Looking up Third Avenue from the Stanwix Street end. In the distance we can see the towering striped octagons of One Oxford Centre.

The Diamond Building is by MacClure and Spahr, who skillfully met the challenge of a dauntingly irregular site by filling it with a building that looks as if it’s meant to be this shape. It was originally the headquarters of the Diamond Bank, whose logo can still be seen in metal grates at ground level.


Many of the interior details are preserved inside the Diamond Building. Here we look down the stairwell with its ornate railings.

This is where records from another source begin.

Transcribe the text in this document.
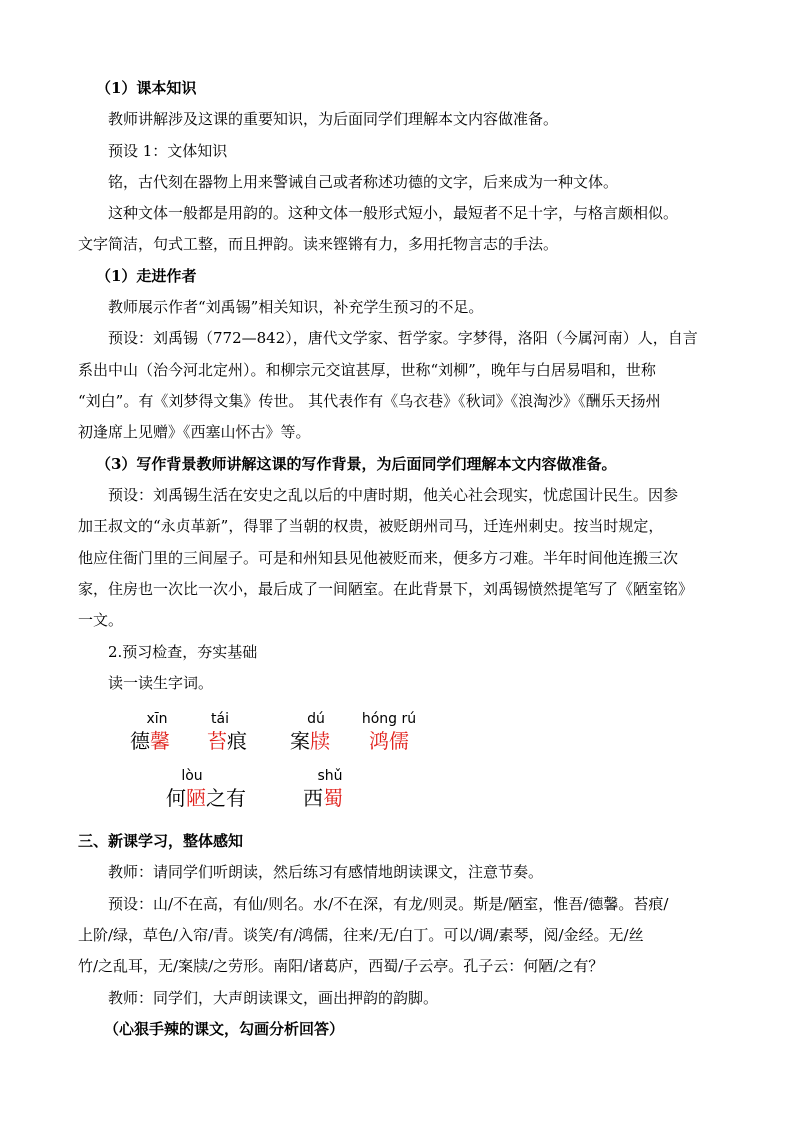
（1）课本知识
教师讲解涉及这课的重要知识，为后面同学们理解本文内容做准备。
预设 1：文体知识
铭，古代刻在器物上用来警诫自己或者称述功德的文字，后来成为一种文体。
这种文体一般都是用韵的。这种文体一般形式短小，最短者不足十字，与格言颇相似。
文字简洁，句式工整，而且押韵。读来铿锵有力，多用托物言志的手法。
（1）走进作者
教师展示作者“刘禹锡”相关知识，补充学生预习的不足。
预设：刘禹锡（772—842），唐代文学家、哲学家。字梦得，洛阳（今属河南）人，自言
系出中山（治今河北定州）。和柳宗元交谊甚厚，世称“刘柳”，晚年与白居易唱和，世称
“刘白”。有《刘梦得文集》传世。 其代表作有《乌衣巷》《秋词》《浪淘沙》《酬乐天扬州
初逢席上见赠》《西塞山怀古》等。
（3）写作背景教师讲解这课的写作背景，为后面同学们理解本文内容做准备。
预设：刘禹锡生活在安史之乱以后的中唐时期，他关心社会现实，忧虑国计民生。因参
加王叔文的“永贞革新”，得罪了当朝的权贵，被贬朗州司马，迁连州刺史。按当时规定，
他应住衙门里的三间屋子。可是和州知县见他被贬而来，便多方刁难。半年时间他连搬三次
家，住房也一次比一次小，最后成了一间陋室。在此背景下，刘禹锡愤然提笔写了《陋室铭》
一文。
2.预习检查，夯实基础
读一读生字词。
xīn
德馨
tái
苔痕
dú
案牍
hóng rú
鸿儒
lòu
何陋之有
shǔ
西蜀
三、新课学习，整体感知
教师：请同学们听朗读，然后练习有感情地朗读课文，注意节奏。
预设：山/不在高，有仙/则名。水/不在深，有龙/则灵。斯是/陋室，惟吾/德馨。苔痕/
上阶/绿，草色/入帘/青。谈笑/有/鸿儒，往来/无/白丁。可以/调/素琴，阅/金经。无/丝
竹/之乱耳，无/案牍/之劳形。南阳/诸葛庐，西蜀/子云亭。孔子云：何陋/之有？
教师：同学们，大声朗读课文，画出押韵的韵脚。
（心狠手辣的课文，勾画分析回答）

“Distinctive” is a good neutral term for these skyscraper dormitories that loom over the Oakland business district. The architect was Dahlen Ritchey, who designed three cylinders of unequal heights that he designated A, B, and C. Students quickly named them Ajax, Bab-O, and Comet.
U. S. Steel is actually moving out of this tower to a new building to be constructed in its shadow, where the Civic Arena used to be. But this will always be the building that says “steel” on the skyline, or (depending on your opinion of the architecture) the building that says 2001: A Space Odyssey. When it opened in 1971, it was the tallest building outside New York and Chicago. Though there are many taller buildings now, it is still record-breakingly massive. There is no other building with a roof that big that high. All taller skyscrapers are narrower at the top; the U. S. Steel Tower is an acre on each floor and an acre on the roof. There is a good bit more office space in here than in the Empire State Building.
The architects were Harrison & Abramowitz, who also gave us the noticeably similar Westinghouse Building (now called 11 Stanwix) and the Alcoa Building (Regional Enterprise Tower for a while, but seems to be called something else now).